Sur la base de quel bilan, Sassou-Nguesso, président sortant, va-t-il battre campagne ? Il a tout détruit et n’a rien construit de durable. Tous ses chantiers sont des scandales technologiques et financiers dont le peuple ne découvrira la vérité et la gravité qu’après son départ. La route de la corniche, les « Trous de Bouya » et l’université DSN à Brazzaville, la route Sembe-Souanke dans la Sangha, le barrage d’Imboulou dans les Plateaux, etc en sont des preuves tangibles. Pour corroborer sa perversité, il persiste dans l’achat des armes dans l’optique de mater la population en cas de contestation des résultats des élections. L’ironie du sort est l’escroquerie de cent cinquante millions d’euros, soit cent milliards de francs CFA, dont il est victime de la part d’un trafiquant d’armes turc dans une opération d’achat d’hélicoptères de combat alors que tel montant aurait servi à couvrir des dépenses essentielles en cette période de crise. Il dilapide les restes de fonds de la société pétrolire SNPC pour financer sa campagne.
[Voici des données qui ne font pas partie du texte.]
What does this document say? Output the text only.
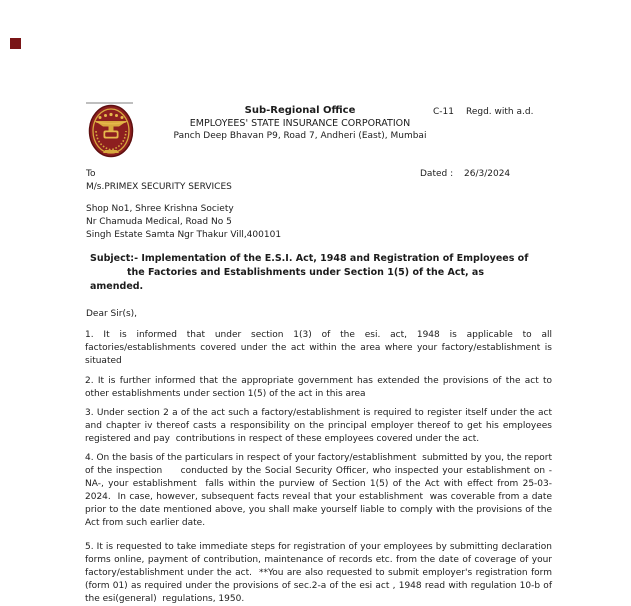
Sub-Regional Office
EMPLOYEES' STATE INSURANCE CORPORATION
Panch Deep Bhavan P9, Road 7, Andheri (East), Mumbai
C-11 Regd. with a.d.
To	Dated : 26/3/2024
M/s.PRIMEX SECURITY SERVICES
Shop No1, Shree Krishna Society
Nr Chamuda Medical, Road No 5
Singh Estate Samta Ngr Thakur Vill,400101
Subject:- Implementation of the E.S.I. Act, 1948 and Registration of Employees of
the Factories and Establishments under Section 1(5) of the Act, as
amended.
Dear Sir(s),
1. It is informed that under section 1(3) of the esi. act, 1948 is applicable to all factories/establishments covered under the act within the area where your factory/establishment is situated
2. It is further informed that the appropriate government has extended the provisions of the act to other establishments under section 1(5) of the act in this area
3. Under section 2 a of the act such a factory/establishment is required to register itself under the act and chapter iv thereof casts a responsibility on the principal employer thereof to get his employees registered and pay  contributions in respect of these employees covered under the act.
4. On the basis of the particulars in respect of your factory/establishment  submitted by you, the report of the inspection     conducted by the Social Security Officer, who inspected your establishment on -NA-, your establishment  falls within the purview of Section 1(5) of the Act with effect from 25-03-2024.  In case, however, subsequent facts reveal that your establishment  was coverable from a date prior to the date mentioned above, you shall make yourself liable to comply with the provisions of the Act from such earlier date.
5. It is requested to take immediate steps for registration of your employees by submitting declaration forms online, payment of contribution, maintenance of records etc. from the date of coverage of your factory/establishment under the act.  **You are also requested to submit employer's registration form (form 01) as required under the provisions of sec.2-a of the esi act , 1948 read with regulation 10-b of the esi(general)  regulations, 1950.
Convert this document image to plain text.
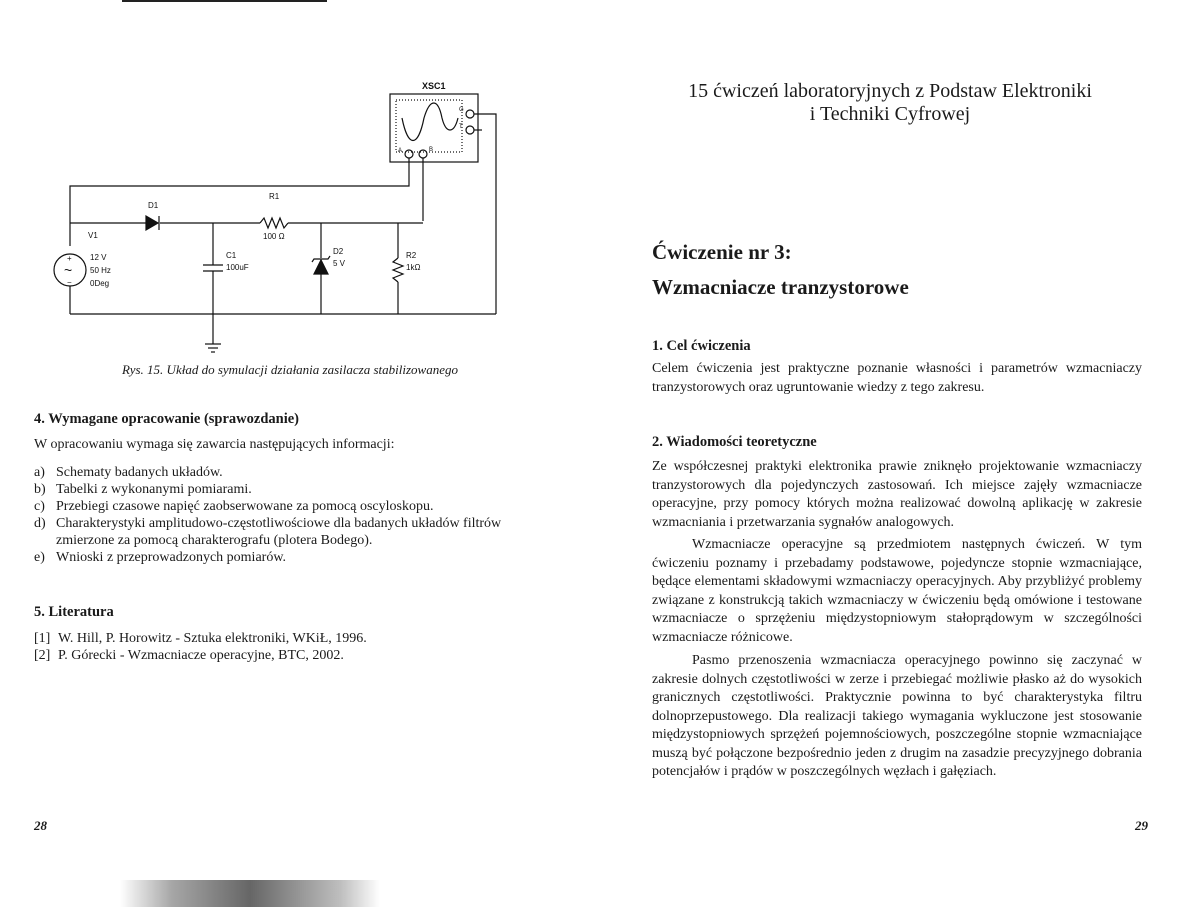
XSC1
G
T
A	B
D1
R1
100 Ω
V1
+
~
−
12 V
50 Hz
0Deg
C1
100uF
D2
5 V
R2
1kΩ
Rys. 15. Układ do symulacji działania zasilacza stabilizowanego
4. Wymagane opracowanie (sprawozdanie)

W opracowaniu wymaga się zawarcia następujących informacji:

a) Schematy badanych układów.
b) Tabelki z wykonanymi pomiarami.
c) Przebiegi czasowe napięć zaobserwowane za pomocą oscyloskopu.
d) Charakterystyki amplitudowo-częstotliwościowe dla badanych układów filtrów zmierzone za pomocą charakterografu (plotera Bodego).
e) Wnioski z przeprowadzonych pomiarów.
5. Literatura
[1] W. Hill, P. Horowitz - Sztuka elektroniki, WKiŁ, 1996.
[2] P. Górecki - Wzmacniacze operacyjne, BTC, 2002.
28
15 ćwiczeń laboratoryjnych z Podstaw Elektroniki
i Techniki Cyfrowej
Ćwiczenie nr 3:
Wzmacniacze tranzystorowe
1. Cel ćwiczenia

Celem ćwiczenia jest praktyczne poznanie własności i parametrów wzmacniaczy tranzystorowych oraz ugruntowanie wiedzy z tego zakresu.

2. Wiadomości teoretyczne

Ze współczesnej praktyki elektronika prawie zniknęło projektowanie wzmacniaczy tranzystorowych dla pojedynczych zastosowań. Ich miejsce zajęły wzmacniacze operacyjne, przy pomocy których można realizować dowolną aplikację w zakresie wzmacniania i przetwarzania sygnałów analogowych.

Wzmacniacze operacyjne są przedmiotem następnych ćwiczeń. W tym ćwiczeniu poznamy i przebadamy podstawowe, pojedyncze stopnie wzmacniające, będące elementami składowymi wzmacniaczy operacyjnych. Aby przybliżyć problemy związane z konstrukcją takich wzmacniaczy w ćwiczeniu będą omówione i testowane wzmacniacze o sprzężeniu międzystopniowym stałoprądowym w szczególności wzmacniacze różnicowe.

Pasmo przenoszenia wzmacniacza operacyjnego powinno się zaczynać w zakresie dolnych częstotliwości w zerze i przebiegać możliwie płasko aż do wysokich granicznych częstotliwości. Praktycznie powinna to być charakterystyka filtru dolnoprzepustowego. Dla realizacji takiego wymagania wykluczone jest stosowanie międzystopniowych sprzężeń pojemnościowych, poszczególne stopnie wzmacniające muszą być połączone bezpośrednio jeden z drugim na zasadzie precyzyjnego dobrania potencjałów i prądów w poszczególnych węzłach i gałęziach.

29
Devant ces scandales légion qui contribuent à l’aggravation de la crise socioéconomique, les Congolais doivent prendre la ferme résolution de destituer cette oligarchie absolutiste pour arrêter la gabegie financière et garantir le salut de la nation. Une alternance s’impose et elle est possible par le jeu démocratique à travers son volet élection. Sassou-Nguesso n’est pas invincible. Dans les circonstances actuelles, il ne peut gagner aucune élection parce qu’il est en déficit cruelle de légitimité. S’il avait 8% de scrutin en 2016, il n’a rien fait tout le long de son mandant finissant pour améliorer ce score ; bien au contraire, il a œuvré pour saper davantage sa légitimité avec toute sa légion de scandales. Il serait chanceux de gagner 3% de suffrages le 21 dans ce climat de grogne populaire. Les Congolais doivent saisir cette opportunité pour le destituer en se mobilisant pour le scrutin. Ils doivent, à cette fin, se lever tous pour voter massivement contre Sassou Nguesso et il sera démis dès le premier tour. Qu’ils fassent fi de leurs convictions idéologiques et votent pour le candidat qui est le plus susceptible de le battre. Qu’ils retrouvent leur civisme perdu pour se prononcer radicalement sur leur avenir à cette échéance électorale qui présage un changement positif certain contrairement au pessimisme véhiculé par la propagande meurtrière du PCT.